Juan Bravo

BAJO EL VOLCÁN

Juan Bravo


Felicidad y abundancia

04/06/2023

Converso un buen rato con mi vecino, un hombre satisfecho, honrado, trabajador, entrado ya en la cincuentena, que, con su esfuerzo y su inteligencia, se ha hecho con un pequeño imperio del que, orgulloso pero sin petulancias ni alharacas, se jacta. Le sobra de todo y vive los días en su plenitud. No echa de menos la cultura, ni los libros, ni los museos. Su gran pasión: coger su flamante moto y recorrer el mundo. Sí le preocupan, aunque no en demasía, sus dos hijas, que han alcanzado esa peligrosa edad de elegir su futuro. En son de broma, le recuerdo la célebre frase de Cela cuando, con ocho o diez años, le preguntaron qué quería ser de mayor, y él, con grandísimo enojo, protestó: «No quiero ser nada, ni médico, ni ingeniero, ni misionero; nada. Ni siquiera quiero ser mayor».
Mi vecino sonríe, pero, en seguida se pone serio y vuelve a la carga: «Me da igual lo que hagan; lo único que quiero es tenerlas junto a mí siempre; seguir formando una piña con la familia». Le suelto la matraca de que lo mejor es que conozcan mundo, que hagan una carrera universitaria; cosa que él lamenta no haber hecho. Salen a colación medicina, enfermería, farmacia, pero él, con gesto contrito, me dice que no dan la nota exigible, que, aunque siempre han sido buenas alumnas, se limitan a estudiar lo imprescindible, de manera que, aunque nunca suspenden, rara vez pasan del aprobado raspado. Y, acto seguido, suspira: «Es lo que tiene vivir en la abundancia. Desde pequeñas les dimos lo que querían para que no les ocurriera como a nosotros».
Su gesto, abriendo los brazos, lo dice todo. La generación de la abundancia, frente a la generación de la escasez, de la privación y hasta de la penuria. La generación del todo, frente a la generación de la nada. Callo. Nos despedimos cordialmente. Pero conforme me alejo pienso, en efecto, en esa proliferación de la materia en la que vivimos anegados actualmente, ya no sólo los jóvenes, sino todos, sin excepción.

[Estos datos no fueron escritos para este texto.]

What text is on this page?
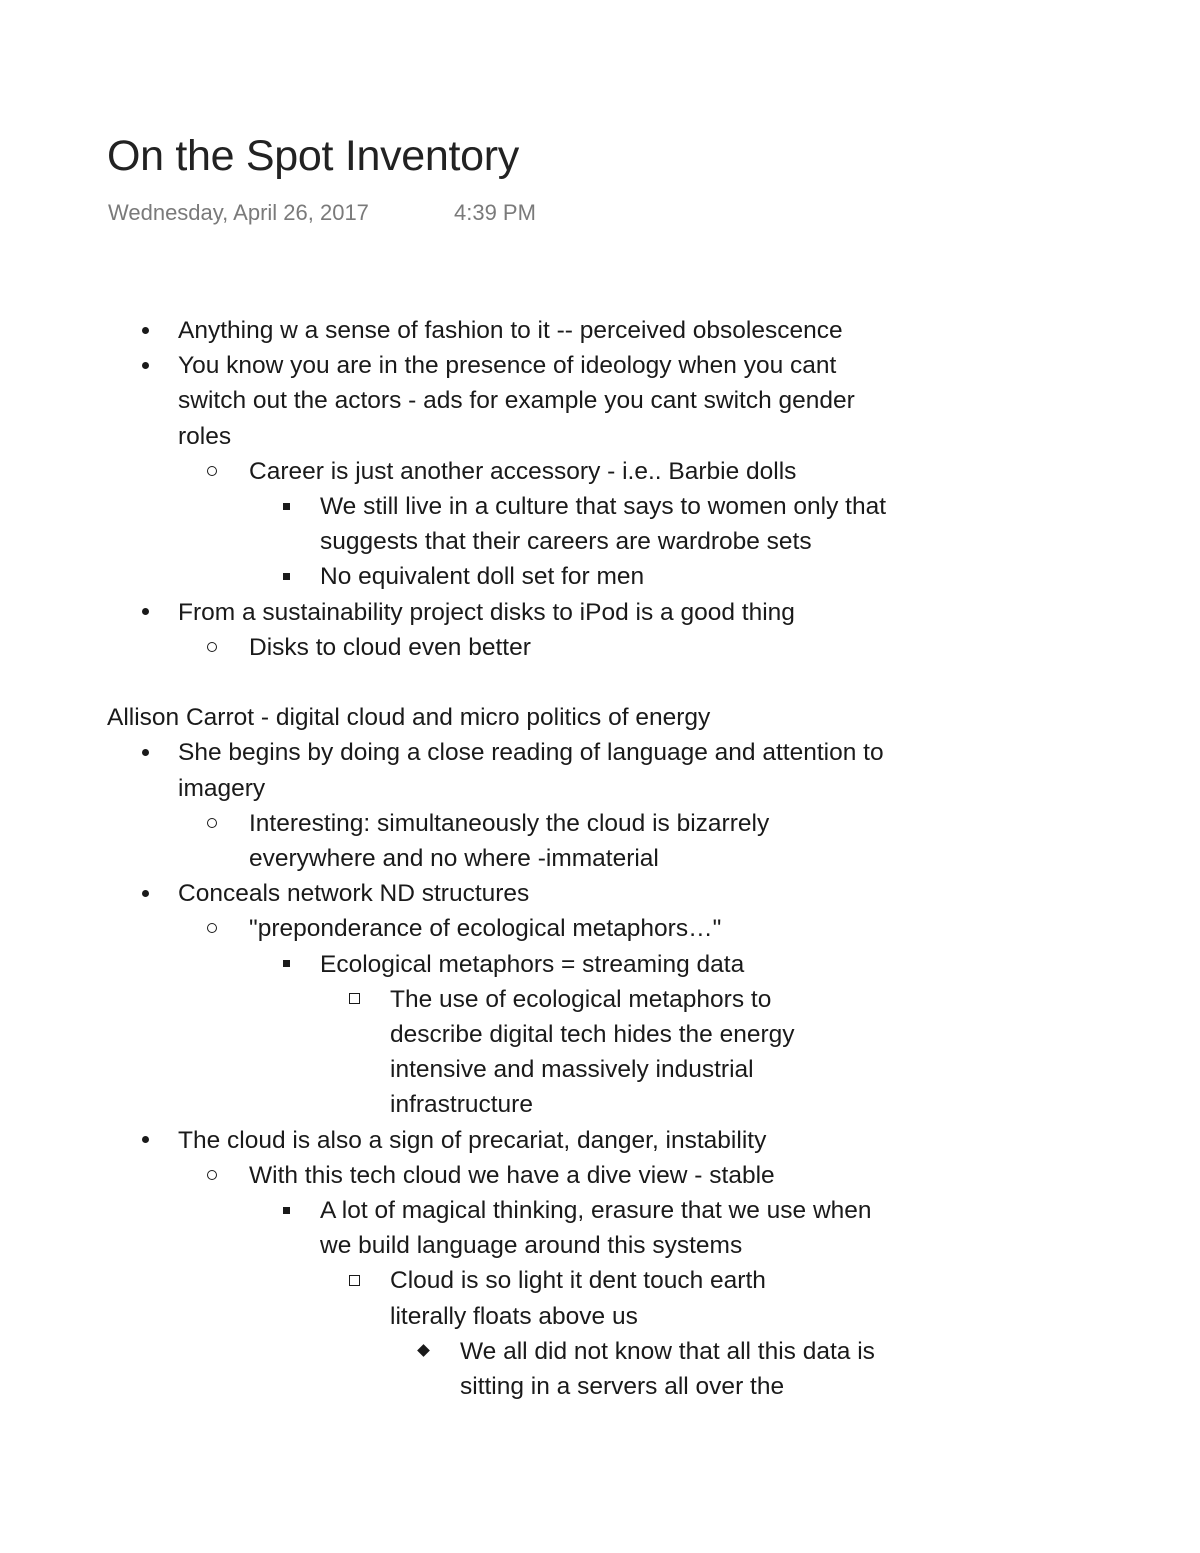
On the Spot Inventory
Wednesday, April 26, 2017	4:39 PM
Anything w a sense of fashion to it -- perceived obsolescence
You know you are in the presence of ideology when you cant switch out the actors - ads for example you cant switch gender roles
Career is just another accessory - i.e.. Barbie dolls
We still live in a culture that says to women only that suggests that their careers are wardrobe sets
No equivalent doll set for men
From a sustainability project disks to iPod is a good thing
Disks to cloud even better
Allison Carrot - digital cloud and micro politics of energy
She begins by doing a close reading of language and attention to imagery
Interesting: simultaneously the cloud is bizarrely everywhere and no where -immaterial
Conceals network ND structures
"preponderance of ecological metaphors…"
Ecological metaphors = streaming data
The use of ecological metaphors to describe digital tech hides the energy intensive and massively industrial infrastructure
The cloud is also a sign of precariat, danger, instability
With this tech cloud we have a dive view - stable
A lot of magical thinking, erasure that we use when we build language around this systems
Cloud is so light it dent touch earth literally floats above us
We all did not know that all this data is sitting in a servers all over the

Esos supermercados donde hay de todo y en cantidades industriales. Esos grandes almacenes donde la gente disfruta a lo bestia, comprando o no. En las grandes ciudades, las familias pasan allí sus horas de asueto, como antaño hacían en los templos. Todos en busca del Grial en forma de ganga; todos satisfechos y 'felices' con las bolsas repletas de artículos de toda índole.
Hace algún tiempo leí que doña Sofía, la reina emérita (mejor la reina madre), sabedora desde muy poco después de llegar a España con don Juan Carlos de que éste no sentía nada por ella y únicamente pretendía  utilizarla para la progenie, asumió plenamente su rol de 'reina cornuda' (epíteto con el que la conocían en las diversas cortes europeas) y se refugió en sus hijos. Y, a medida que se independizaron y se vio sola y burlada, buscó el consuelo en las grandes boutiques de Oxford Street en Londres, o en las muy selectas de Palma, hasta el punto de gastar su asignación mensual ampliamente, comprando sin cesar ropa y cuanto le sale al paso, y llegando a palacio cargada de bolsas que luego ni se preocupa de abrir. 
En la medida que disminuye la sólida creencia en lo trascendente, la gente se aferra más y más a los vanos placeres –adquisición de bienes, de cosas, de prendas (observen, si no me creen, el rostro de los que se abren paso entre la masa al abrir las puertas los grandes almacenes el primer día de rebajas), sin olvidar, claro está, el sexo–, Se trata, cómo no, de exprimir el limón de la existencia, de tal modo que, al morir, sean muchos los que exclamen: «¡Que le quiten lo bailao!» Nada que objetar al respecto. Eso de relegar la felicidad al otro mundo pudiéndolo hacerlo aquí y ahora, es absolutamente humano. Lo que no lo es tanto, como muy bien decía ese sabio epicúreo que fuera Eduardo Punset, es  conformarse con atisbos de felicidad que, al cabo, como decía Jorge Manrique, dan dolor, y no aspirar a algo más sólido y duradero, como mantenía este catalán universal: «Para que la felicidad perdure más allá de un instante, es preciso que sea fruto no sólo del placer, sino también del sentido o significado que da a la vida un compromiso. Es justamente esto lo que produce el flujo que desemboca en la felicidad».